A Lei Paulo Gustavo – LPG – trouxe como sua base de realização este Decreto de Fomento e, a partir disso, por colocar também, na LPG, os recursos de premiações com o status de doação, houve essa consulta do MINC aos órgãos de controle para estabelecer os parâmetros de tributação equânime para todos os trabalhadores e entes federados e tirar qualquer dúvida sobre o assunto, haja visto todos os problemas e interpretações diversas ocorridas anteriormente na Lei Aldir Blanc I.

Este é o contexto sobre o qual foi elaborado o parecer 235/2023, que sugerimos todos lerem, se apropriarem, difundirem e orientarem seus governos locais e que façam a leitura e sigam as orientações jurídicas ali estabelecidas.

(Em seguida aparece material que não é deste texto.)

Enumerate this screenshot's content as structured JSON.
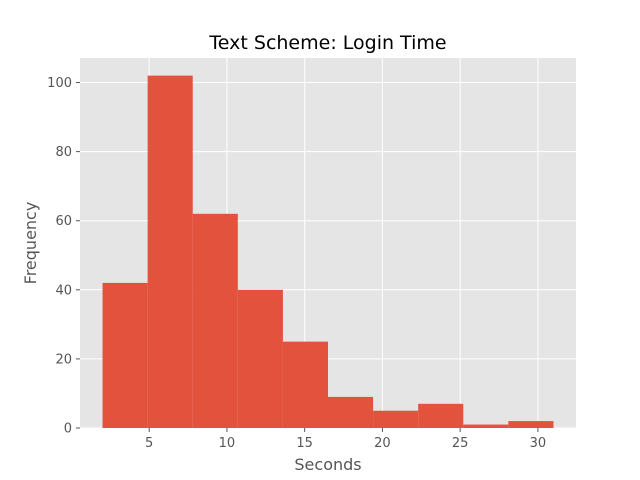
{
  "chart_data": {
    "type": "bar",
    "subtype": "histogram",
    "title": "Text Scheme: Login Time",
    "xlabel": "Seconds",
    "ylabel": "Frequency",
    "xlim": [
      0.55,
      32.45
    ],
    "ylim": [
      0,
      107.1
    ],
    "xticks": [
      5,
      10,
      15,
      20,
      25,
      30
    ],
    "yticks": [
      0,
      20,
      40,
      60,
      80,
      100
    ],
    "bin_edges": [
      2.0,
      4.9,
      7.8,
      10.7,
      13.6,
      16.5,
      19.4,
      22.3,
      25.2,
      28.1,
      31.0
    ],
    "values": [
      42,
      102,
      62,
      40,
      25,
      9,
      5,
      7,
      1,
      2
    ],
    "bar_color": "#E24A33",
    "plot_background": "#E5E5E5",
    "grid": true,
    "legend": "none"
  }
}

Trazendo dois destaques específicos:

Sobre recursos para ações futuras: 

Sendo certo que o mero repasse de valores aos beneficiários para execução de projetos não pode ser feito em benefício próprio, mas para uma ação cultural fomentada, não há que se falar em acréscimo patrimonial passível de tributação. E tal conclusão independe de se tratar de fomento cultural promovido com recursos da Lei Paulo Gustavo, de forma descentralizada por estados e municípios, ou quaisquer outras fontes orçamentárias, por qualquer ente da federação,desde que se trate de repasse caracterizado como fomento cultural, na forma do Decreto nº 11.453/2023.

Traduzindo o juridiquês: “Quando recebemos um dinheiro para executar uma ação cultural futura não deve haver imposto na entrada do recurso. A saída destes recursos de nossa conta do projeto sim, deve ser realizada com os devidos documentos fiscais que podem ser tributados.”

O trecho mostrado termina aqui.